If you’ve gotten this far, take a second to identify which group you fall into. Having read this post, do you… 1) agree with me that homosexuality is morally wrong, 2) think I’m an intolerant religious bigot, or 3) think there’s nothing wrong with letting homosexuals do their own thing "as long as they’re not hurting anyone else." 

So, which group are you in? This is a controversial topic to say the least (if not less), and I welcome your reaction to this totally un-PC post.

By the way, did you hear Christina Aguilera screw up during the Super Bowl? Forgetting the words to your country’s national anthem in front of millions of people—that’s so gay! Seriously, if you’re gonna perform in a venue like that, at least take the time to memorize the words to the song.  


  1. I completely agree. You have composed some very fine words to say what I've been thinking for some time. My youngest brother practically coined the phrase. It's exhausting.

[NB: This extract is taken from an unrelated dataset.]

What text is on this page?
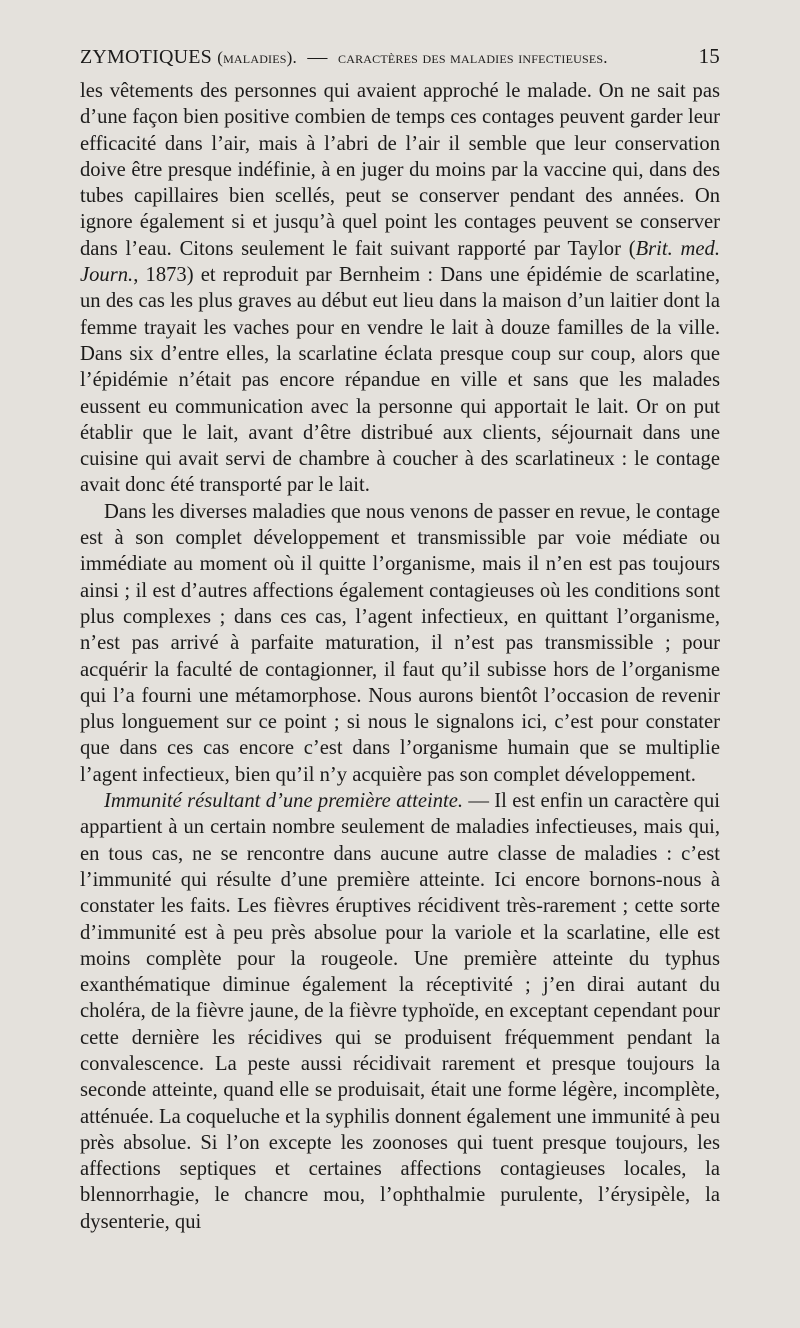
ZYMOTIQUES (maladies). — caractères des maladies infectieuses.	15

les vêtements des personnes qui avaient approché le malade. On ne sait pas d’une façon bien positive combien de temps ces contages peuvent garder leur efficacité dans l’air, mais à l’abri de l’air il semble que leur conservation doive être presque indéfinie, à en juger du moins par la vaccine qui, dans des tubes capillaires bien scellés, peut se conserver pendant des années. On ignore également si et jusqu’à quel point les contages peuvent se conserver dans l’eau. Citons seulement le fait suivant rapporté par Taylor (Brit. med. Journ., 1873) et reproduit par Bernheim : Dans une épidémie de scarlatine, un des cas les plus graves au début eut lieu dans la maison d’un laitier dont la femme trayait les vaches pour en vendre le lait à douze familles de la ville. Dans six d’entre elles, la scarlatine éclata presque coup sur coup, alors que l’épidémie n’était pas encore répandue en ville et sans que les malades eussent eu communication avec la personne qui apportait le lait. Or on put établir que le lait, avant d’être distribué aux clients, séjournait dans une cuisine qui avait servi de chambre à coucher à des scarlatineux : le contage avait donc été transporté par le lait.

Dans les diverses maladies que nous venons de passer en revue, le contage est à son complet développement et transmissible par voie médiate ou immédiate au moment où il quitte l’organisme, mais il n’en est pas toujours ainsi ; il est d’autres affections également contagieuses où les conditions sont plus complexes ; dans ces cas, l’agent infectieux, en quittant l’organisme, n’est pas arrivé à parfaite maturation, il n’est pas transmissible ; pour acquérir la faculté de contagionner, il faut qu’il subisse hors de l’organisme qui l’a fourni une métamorphose. Nous aurons bientôt l’occasion de revenir plus longuement sur ce point ; si nous le signalons ici, c’est pour constater que dans ces cas encore c’est dans l’organisme humain que se multiplie l’agent infectieux, bien qu’il n’y acquière pas son complet développement.

Immunité résultant d’une première atteinte. — Il est enfin un caractère qui appartient à un certain nombre seulement de maladies infectieuses, mais qui, en tous cas, ne se rencontre dans aucune autre classe de maladies : c’est l’immunité qui résulte d’une première atteinte. Ici encore bornons-nous à constater les faits. Les fièvres éruptives récidivent très-rarement ; cette sorte d’immunité est à peu près absolue pour la variole et la scarlatine, elle est moins complète pour la rougeole. Une première atteinte du typhus exanthématique diminue également la réceptivité ; j’en dirai autant du choléra, de la fièvre jaune, de la fièvre typhoïde, en exceptant cependant pour cette dernière les récidives qui se produisent fréquemment pendant la convalescence. La peste aussi récidivait rarement et presque toujours la seconde atteinte, quand elle se produisait, était une forme légère, incomplète, atténuée. La coqueluche et la syphilis donnent également une immunité à peu près absolue. Si l’on excepte les zoonoses qui tuent presque toujours, les affections septiques et certaines affections contagieuses locales, la blennorrhagie, le chancre mou, l’ophthalmie purulente, l’érysipèle, la dysenterie, qui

    In regards to the the other point. . .
    I'm married to a military serviceman who was terribly offended after that charade (he came to the kitchen to talk about it within seconds). But he's also rivited when people don't display the flag properly, don't put their hand over their heart during the anthem and face the flag, and he was especially aggravated when Lea Michele and Christina Aguliera improvised the pitch and tone to their liking (but don't they all try to make it their own?)

  2. Chriscilla - Thanks for your encouraging words. I'm glad we're on the same page with this issue. And as for the national anthem, it's just one more instance of Americans disrespecting their country. Patriots are a dying breed, it seems. Please pass along my sincere thanks to your husband and tell him I appreciate his service to the USA.